Individual Player Ratings

MNP uses Individual Player Ratings (IPR) to track the strength of each player, and more importantly to track and balance team strength. The Team Rating is simply the sum of IPR of all players on that team's roster. An adjusted Team Rating may exist on any specific night when roster players are absent and subs are used. Refer to the Team Roster and Substitute rules for more details on adjusting players on the team.

This page provides the details on the calculation of IPR.

IPR sources two databases of competitive results, namely the IFPA World Rankings, and the Ratings (MPR). IPR expands uses the IFPA world rankings to mainly track players participating in IFPA-sanctioned tournaments. It is a ranking system and not a rating system, thus you can only go up the more you play, and go down by playing less, not by being outclassed. MPR provides a more accurate rating by considering head-to-head data from more events, including Monday Night Pinball matches themselves. IPR is primarily based on MPR, but uses the IFPA as backup as some players only play in leagues and tournaments that don't use MPR, and thus it provides a backup for identifying world class players who choose to play in MNP, either as a roster player or sub.

MPR uses the Glicko algorithm that starts every player at 1500, and increases their rating as they win more, or decreased it as they lose more. A Ratings Deviation (RD) specifies the presumed accuracy of the rating, and can range between 125 (not accurate at all) and 30 (as accurate as the algorithm expects to be).

The MPR Lower Bound (MPLB) is computed as a player's rating minus 2x the lower bound. Thus the lower bound for a new player starts at 1500-250 = 1250. For a player with a rating of 1550, and RD of 30, their lower bound would be 1550-2*30 = 1490. It is this lower bound that is used in the computation of IPR.

MNP retrieves the data from both IFPA and MPR multiple times per season. Usually once the week before season starts, at the midpoint of the regular season, and prior to playoffs starting. Different update times are possible, and usually announced by the General Commission in the MNP Captains Group at least one week prior. When MNP retrieves the data, it produces a current list of all roster players and anyone who has subbed either the prior or current season. For each player, it computes an IPR. Once that is done, the IPR for the player is frozen until the next data retrieval update, even if the player's MPLB or IFPA changes shortly after the update. For players new to MNP, the MNP Search Engine will retrieve that player's IFPA and MPR data on first search, and save it to a local database for use until the next IPR update.

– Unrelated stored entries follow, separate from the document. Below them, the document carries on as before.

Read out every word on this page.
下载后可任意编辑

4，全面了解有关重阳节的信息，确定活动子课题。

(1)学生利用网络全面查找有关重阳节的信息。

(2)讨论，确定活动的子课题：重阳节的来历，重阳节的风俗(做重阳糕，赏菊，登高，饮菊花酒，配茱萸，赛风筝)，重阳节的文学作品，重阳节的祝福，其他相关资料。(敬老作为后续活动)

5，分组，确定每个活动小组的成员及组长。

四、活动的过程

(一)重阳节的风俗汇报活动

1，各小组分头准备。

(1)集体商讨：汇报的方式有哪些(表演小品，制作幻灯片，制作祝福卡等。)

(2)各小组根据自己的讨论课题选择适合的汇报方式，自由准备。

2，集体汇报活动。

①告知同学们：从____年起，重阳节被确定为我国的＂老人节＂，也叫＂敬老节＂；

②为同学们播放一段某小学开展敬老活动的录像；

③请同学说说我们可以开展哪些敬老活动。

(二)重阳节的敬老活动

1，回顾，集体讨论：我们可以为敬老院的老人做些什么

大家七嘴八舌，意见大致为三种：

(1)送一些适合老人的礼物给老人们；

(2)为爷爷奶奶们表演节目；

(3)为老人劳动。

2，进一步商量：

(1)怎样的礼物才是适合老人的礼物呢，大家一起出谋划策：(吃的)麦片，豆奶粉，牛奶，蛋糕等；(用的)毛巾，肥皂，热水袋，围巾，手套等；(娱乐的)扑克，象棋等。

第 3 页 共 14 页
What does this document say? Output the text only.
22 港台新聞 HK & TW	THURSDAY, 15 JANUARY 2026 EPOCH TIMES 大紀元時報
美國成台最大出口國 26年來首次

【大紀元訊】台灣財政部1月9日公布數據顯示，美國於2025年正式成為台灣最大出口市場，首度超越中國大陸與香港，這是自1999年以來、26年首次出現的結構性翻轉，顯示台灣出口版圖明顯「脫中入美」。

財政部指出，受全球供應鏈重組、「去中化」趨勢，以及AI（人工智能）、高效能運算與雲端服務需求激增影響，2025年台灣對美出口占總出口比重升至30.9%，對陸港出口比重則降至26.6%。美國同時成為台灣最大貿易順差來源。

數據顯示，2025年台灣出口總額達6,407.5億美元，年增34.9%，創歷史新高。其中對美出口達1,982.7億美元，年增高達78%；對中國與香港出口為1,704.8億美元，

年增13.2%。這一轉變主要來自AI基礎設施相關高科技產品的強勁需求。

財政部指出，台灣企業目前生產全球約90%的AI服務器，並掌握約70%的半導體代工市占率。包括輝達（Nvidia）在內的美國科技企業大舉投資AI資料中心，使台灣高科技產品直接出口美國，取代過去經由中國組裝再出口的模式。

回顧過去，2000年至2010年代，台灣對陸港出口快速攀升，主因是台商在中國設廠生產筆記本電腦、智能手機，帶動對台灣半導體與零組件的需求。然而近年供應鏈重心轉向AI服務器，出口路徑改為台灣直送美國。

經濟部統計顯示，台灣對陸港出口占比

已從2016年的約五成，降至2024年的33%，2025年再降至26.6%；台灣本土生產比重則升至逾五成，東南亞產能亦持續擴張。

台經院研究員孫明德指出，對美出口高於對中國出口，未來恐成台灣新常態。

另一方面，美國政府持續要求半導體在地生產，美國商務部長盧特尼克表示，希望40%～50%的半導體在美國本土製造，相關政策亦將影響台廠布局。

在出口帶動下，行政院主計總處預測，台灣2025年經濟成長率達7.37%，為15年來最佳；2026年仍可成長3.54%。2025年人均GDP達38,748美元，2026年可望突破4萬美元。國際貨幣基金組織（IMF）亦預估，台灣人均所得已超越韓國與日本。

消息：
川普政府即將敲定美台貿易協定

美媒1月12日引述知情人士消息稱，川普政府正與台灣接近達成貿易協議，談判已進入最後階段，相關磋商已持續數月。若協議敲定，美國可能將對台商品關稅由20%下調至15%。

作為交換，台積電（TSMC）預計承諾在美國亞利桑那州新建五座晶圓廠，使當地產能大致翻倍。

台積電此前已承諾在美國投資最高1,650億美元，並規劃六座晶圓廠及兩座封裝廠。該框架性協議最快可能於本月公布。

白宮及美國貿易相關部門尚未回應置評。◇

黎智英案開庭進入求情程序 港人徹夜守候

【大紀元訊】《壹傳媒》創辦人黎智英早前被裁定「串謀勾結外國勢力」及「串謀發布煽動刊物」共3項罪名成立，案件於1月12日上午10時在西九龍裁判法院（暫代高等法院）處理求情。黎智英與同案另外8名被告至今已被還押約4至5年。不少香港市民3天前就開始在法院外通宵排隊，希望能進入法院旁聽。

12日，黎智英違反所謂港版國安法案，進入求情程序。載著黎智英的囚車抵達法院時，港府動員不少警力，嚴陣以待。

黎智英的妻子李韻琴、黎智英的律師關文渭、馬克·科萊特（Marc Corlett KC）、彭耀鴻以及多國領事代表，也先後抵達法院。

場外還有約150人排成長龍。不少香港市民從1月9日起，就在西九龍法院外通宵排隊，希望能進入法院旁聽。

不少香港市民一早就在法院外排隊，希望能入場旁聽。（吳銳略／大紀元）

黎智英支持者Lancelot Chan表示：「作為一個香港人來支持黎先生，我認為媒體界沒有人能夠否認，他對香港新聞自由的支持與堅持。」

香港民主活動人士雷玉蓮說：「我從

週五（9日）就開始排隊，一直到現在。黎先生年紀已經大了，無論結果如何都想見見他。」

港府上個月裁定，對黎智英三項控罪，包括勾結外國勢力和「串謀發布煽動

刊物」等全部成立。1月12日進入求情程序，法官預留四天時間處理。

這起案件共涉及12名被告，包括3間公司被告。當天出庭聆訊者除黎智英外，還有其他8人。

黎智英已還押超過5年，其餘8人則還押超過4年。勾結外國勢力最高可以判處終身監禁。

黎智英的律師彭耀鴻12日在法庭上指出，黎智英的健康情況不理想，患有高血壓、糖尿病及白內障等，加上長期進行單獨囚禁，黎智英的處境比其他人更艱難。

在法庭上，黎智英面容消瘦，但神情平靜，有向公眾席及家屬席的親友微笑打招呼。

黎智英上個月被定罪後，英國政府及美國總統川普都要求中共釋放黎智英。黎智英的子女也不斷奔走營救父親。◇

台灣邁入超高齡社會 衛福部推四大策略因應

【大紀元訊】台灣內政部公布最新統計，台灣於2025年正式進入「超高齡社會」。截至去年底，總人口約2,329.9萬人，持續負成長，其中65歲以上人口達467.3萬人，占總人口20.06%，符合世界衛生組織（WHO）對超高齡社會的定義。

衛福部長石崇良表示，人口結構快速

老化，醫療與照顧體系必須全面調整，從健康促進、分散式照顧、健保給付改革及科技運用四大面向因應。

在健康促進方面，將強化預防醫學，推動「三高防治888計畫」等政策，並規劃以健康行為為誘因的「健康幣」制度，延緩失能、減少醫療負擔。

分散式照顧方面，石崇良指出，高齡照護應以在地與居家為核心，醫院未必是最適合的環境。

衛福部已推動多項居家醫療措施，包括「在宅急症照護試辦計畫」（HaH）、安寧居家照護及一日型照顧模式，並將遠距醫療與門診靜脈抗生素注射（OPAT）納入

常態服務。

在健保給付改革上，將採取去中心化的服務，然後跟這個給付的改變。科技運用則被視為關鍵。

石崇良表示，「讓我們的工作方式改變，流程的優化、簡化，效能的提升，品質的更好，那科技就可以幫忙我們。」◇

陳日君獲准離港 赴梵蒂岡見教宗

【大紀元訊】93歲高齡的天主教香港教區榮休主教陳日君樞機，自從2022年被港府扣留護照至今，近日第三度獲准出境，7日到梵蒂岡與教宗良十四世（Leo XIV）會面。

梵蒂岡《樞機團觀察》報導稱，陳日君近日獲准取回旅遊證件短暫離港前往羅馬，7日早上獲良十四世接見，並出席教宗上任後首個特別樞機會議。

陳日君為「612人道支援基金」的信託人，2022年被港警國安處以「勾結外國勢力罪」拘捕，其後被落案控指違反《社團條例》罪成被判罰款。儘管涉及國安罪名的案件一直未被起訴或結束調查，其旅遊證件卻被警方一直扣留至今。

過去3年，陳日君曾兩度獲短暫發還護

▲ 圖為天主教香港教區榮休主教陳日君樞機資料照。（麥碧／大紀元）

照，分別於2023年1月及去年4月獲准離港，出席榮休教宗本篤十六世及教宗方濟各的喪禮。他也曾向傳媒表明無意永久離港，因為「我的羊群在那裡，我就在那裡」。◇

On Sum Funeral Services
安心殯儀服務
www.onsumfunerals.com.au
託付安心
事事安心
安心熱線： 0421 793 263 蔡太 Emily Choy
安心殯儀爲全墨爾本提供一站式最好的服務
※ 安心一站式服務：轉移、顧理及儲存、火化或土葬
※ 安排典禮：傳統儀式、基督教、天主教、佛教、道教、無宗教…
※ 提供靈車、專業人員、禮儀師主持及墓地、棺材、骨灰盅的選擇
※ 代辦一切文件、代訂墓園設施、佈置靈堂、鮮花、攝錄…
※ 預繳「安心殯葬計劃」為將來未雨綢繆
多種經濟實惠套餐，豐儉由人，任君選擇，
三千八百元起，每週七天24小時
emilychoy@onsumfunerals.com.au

Analytically, it's been determined that the distribution of MPLB across the entire league is appromixately a Log-Normal distribution, as illustrated below. The IPR itself is a value between 1 and 6, as illustrated in the following diagram, that maps that distribution such that the lowest 30% of players have an IPR=1, the next 20% have an IPR=2. IPRs 3, 4, and 5 are 15% each, then finally an IPR=6 is the top 5% of the players in the league. Thus IPR 1 and 2 are below the rating of the median player, and IPRs 3 through 6 are above the median.

The MPLB is the primary assignment of IPR. However, if a player's IFPA ranking maps to a higher IPR value, then that higher value will be assigned to the player. The use of IFPA ranking is because most major tournaments, including NWPC, NWPAS, Pinburgh, and tournaments in other cities do not currently have their data submitted to MPR. Rather, MPR data primarily consists of the many local weekly and monthly tournaments in the Seattle area. The continued use of IFPA ranking data in this way ensures that a player who typically only plays in the larger IFPA-ranked tournaments, and has demonstrated a high level of performance those tournaments, will still be assigned an appropriate IPR, and won't show up as a 1 or 2 and appearing as a novice due to lack of MPR data. For the majority of players who play locally more than they play in the major tournaments, the MPR will be more accurate, and thus that will tend to provide the basis for the IPR.

The currently active MNP roster players across the league are used as the statistically representative sample to dynamically produce the MPLB thresholds. Any other player is then mapped to an IPR using those thresholds. The exact thresholds being used at any given time are shown at the base of the MNP Player Lookup.